With Andras Fort’s recommendation:” I live in this area. On sand hills, between the Danube & Tisza rivers. This is already half a desert. – I see climate change with my own eyes. There is less and less water, and summers are getting warmer.”
Euronews: One of the less frequently heard aspects of global warming is the change to the planet’s soil. Desertification has been a problem for Mediterranean countries such as Spain and Greece for some time, but it is now affecting some unexpected parts of Europe, like Hungary. Mónika Lakatos is a Hungarian Meteorologist:
“The negative effect of climate change can be seen on the extreme distribution of rainfall.
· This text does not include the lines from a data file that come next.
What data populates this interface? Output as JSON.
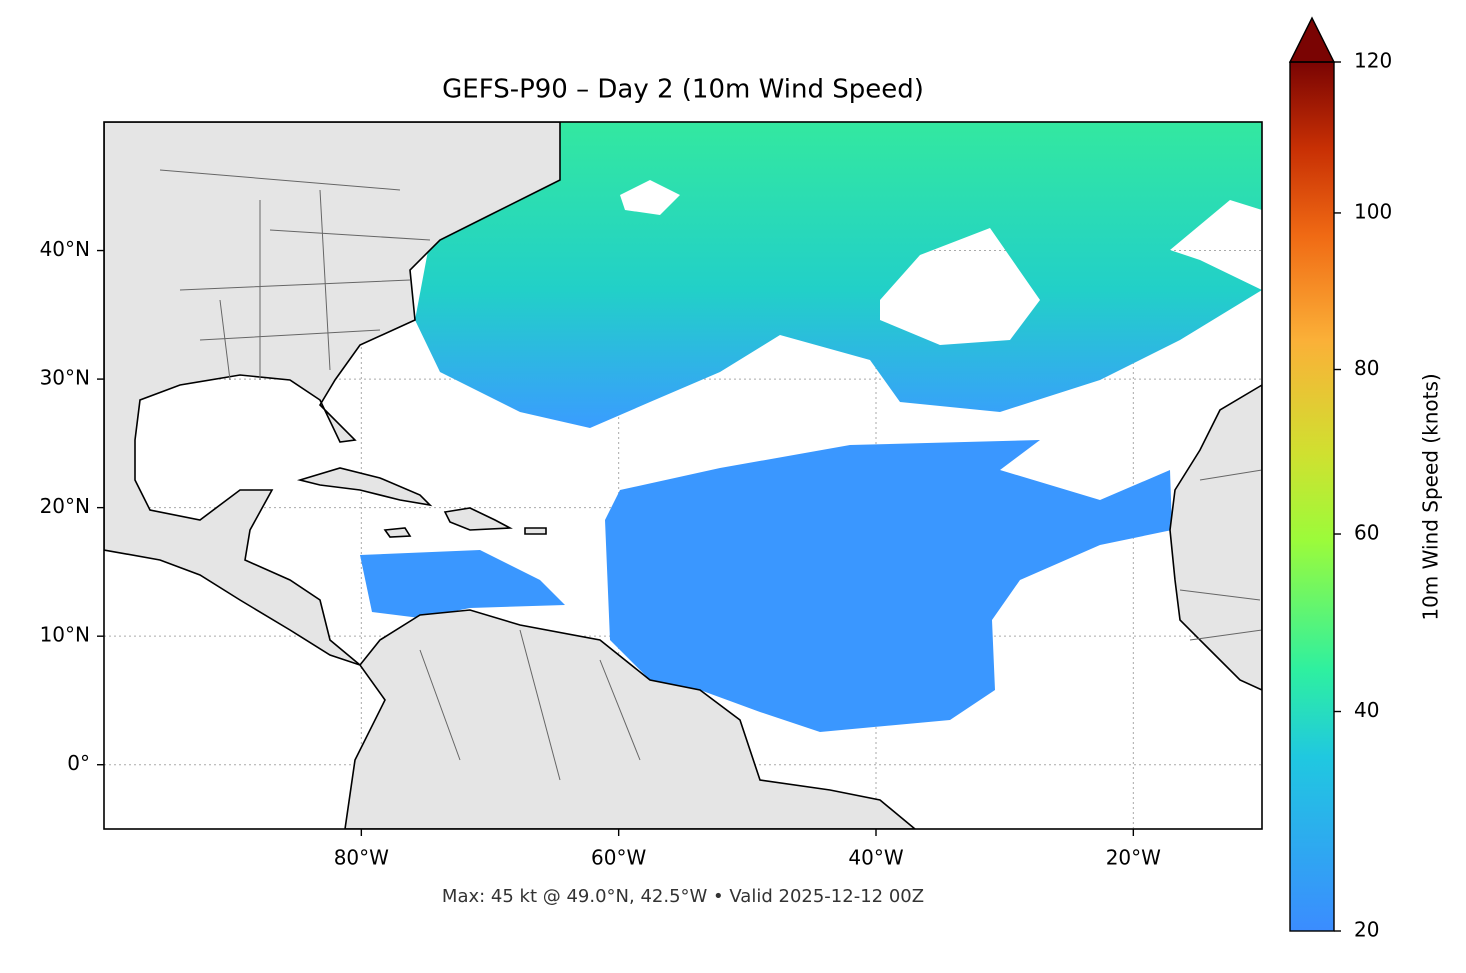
{
  "map": {
    "title": "GEFS-P90 – Day 2 (10m Wind Speed)",
    "lonlim": [
      -100,
      -10
    ],
    "latlim": [
      -5,
      50
    ],
    "lon_ticks": [
      {
        "value": -80,
        "label": "80°W"
      },
      {
        "value": -60,
        "label": "60°W"
      },
      {
        "value": -40,
        "label": "40°W"
      },
      {
        "value": -20,
        "label": "20°W"
      }
    ],
    "lat_ticks": [
      {
        "value": 0,
        "label": "0°"
      },
      {
        "value": 10,
        "label": "10°N"
      },
      {
        "value": 20,
        "label": "20°N"
      },
      {
        "value": 30,
        "label": "30°N"
      },
      {
        "value": 40,
        "label": "40°N"
      }
    ],
    "footer": "Max: 45 kt @ 49.0°N, 42.5°W • Valid 2025-12-12 00Z",
    "colorbar": {
      "label": "10m Wind Speed (knots)",
      "lim": [
        20,
        120
      ],
      "ticks": [
        20,
        40,
        60,
        80,
        100,
        120
      ]
    }
  }
}
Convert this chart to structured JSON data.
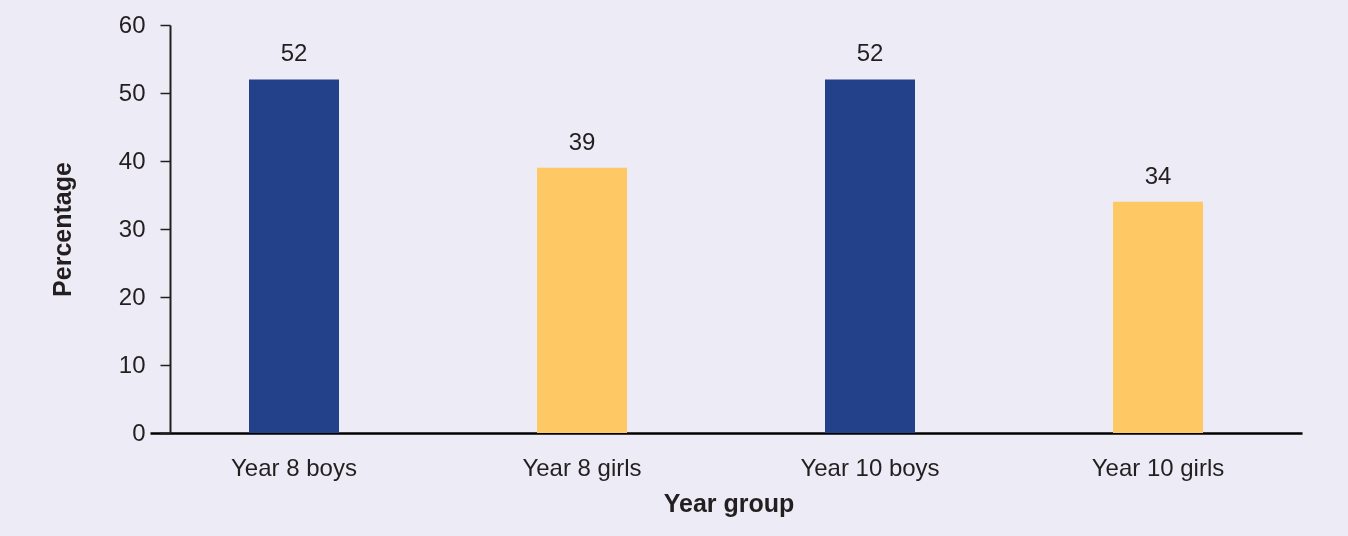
{
  "chart_data": {
    "type": "bar",
    "xlabel": "Year group",
    "ylabel": "Percentage",
    "categories": [
      "Year 8 boys",
      "Year 8 girls",
      "Year 10 boys",
      "Year 10 girls"
    ],
    "values": [
      52,
      39,
      52,
      34
    ],
    "colors": [
      "#23408a",
      "#fec864",
      "#23408a",
      "#fec864"
    ],
    "ylim": [
      0,
      60
    ],
    "yticks": [
      0,
      10,
      20,
      30,
      40,
      50,
      60
    ],
    "grid": false,
    "data_labels": true
  }
}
Because of stronger evaporation, some regions on the planet will become more arid, while others will face a bigger risk of flooding,” says Lakatos.
At the Kiskunság National Park, an abandoned water standard is a memento of a lake that was here years ago. The metres-deep water gave a livelihood to fishermen. Nowadays one of the old cottages is still standing, with a boat waiting on the dry banks outside it. Ground-water levels dropped over six metres over the last decades in this area. And despite a widespread belief, planting more trees is not necessarily the best solution to save this region’s soil. Zsolt Bakró-Nagy is responsible for climate protection at the Kiskunság National Park:
“Many studies agree that planting trees increase evaporation and it lowers the level of ground-water. And it also contributes to aridification.”
Climate change is potentially changing one-third of the Earth’s surface and it puts into risk the food supply of around 1 billion people across the globe.